The Auckland-based company now has some 25,000 contracted users of SiteConnect across the country.

Yates says that this is important – for each user to have access, rather than just each site. This is because there is no differentiation between high risk and low risk.

“Any risk needs to be communicated in the workplace.”

TDDA, in partnership with Health Tick, has also recently launched software to help companies keep on top of data – ultimately keeping team members safe with less room for error.

Built to streamline and increase the efficiency of TDDA’s business, the Imperans software allows the move from time-consuming manual data entry, collection and reporting to a more productive, digital way of working.

It also allows users to access data log reporting, meaning they can start doing trend analysis.

“They can be proactive around being able to potentially predict their risk matrix around the workplace, again making it safer for them,” says Dobson.

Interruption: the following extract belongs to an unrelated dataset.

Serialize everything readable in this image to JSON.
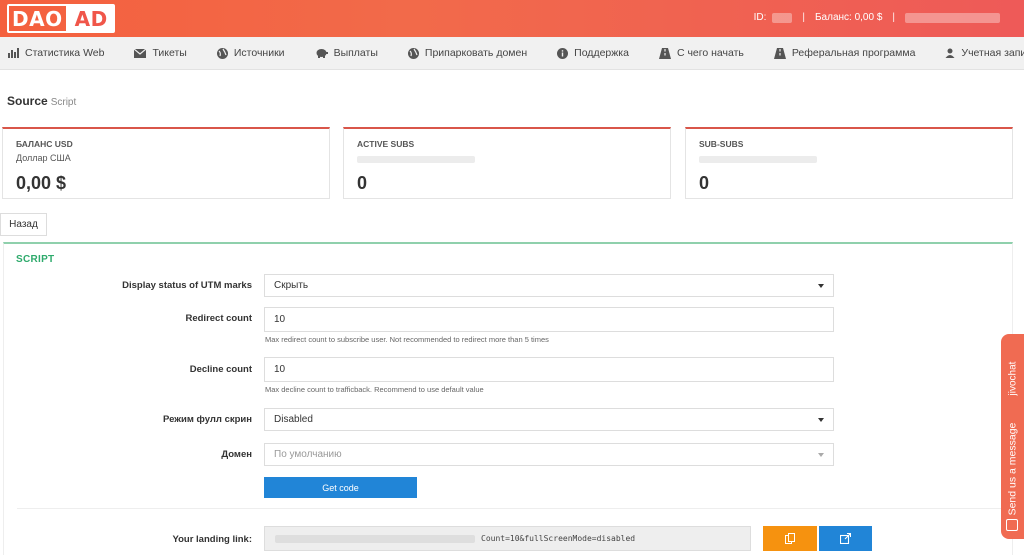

“It is an exciting new leaf for us in relation to taking it into an electronic field, to have the workplace drug testing being more efficient.”

Everyday safety

Simplifying things is also important when it comes to the selection of the required safety wear, says NZ Safety Blackwoods’ national merchandise manager Kelly Geddes.

“We do a lot internally to ensure that our staff people and customer care team know the right product to offer depending on the hazard,” says Geddes.

The company also uses systems such as colour coding of different types of safety gear, such as PPE, to help customers “pick the right one depending on their hazard”.

“As a business, we take being a safety expert really seriously, and our key focus for the last 18 months has been simplifying it for the customer and taking the technical part out of it because they can’t be experts,” says Geddes.

“They don’t know specifically what they need, so that’s what we try to do every day.

“I challenge my category team and marketing team to simplify it and think of it from the customer side. How do we easily help them pick the right product so they can get back to doing what they are experts at themselves?”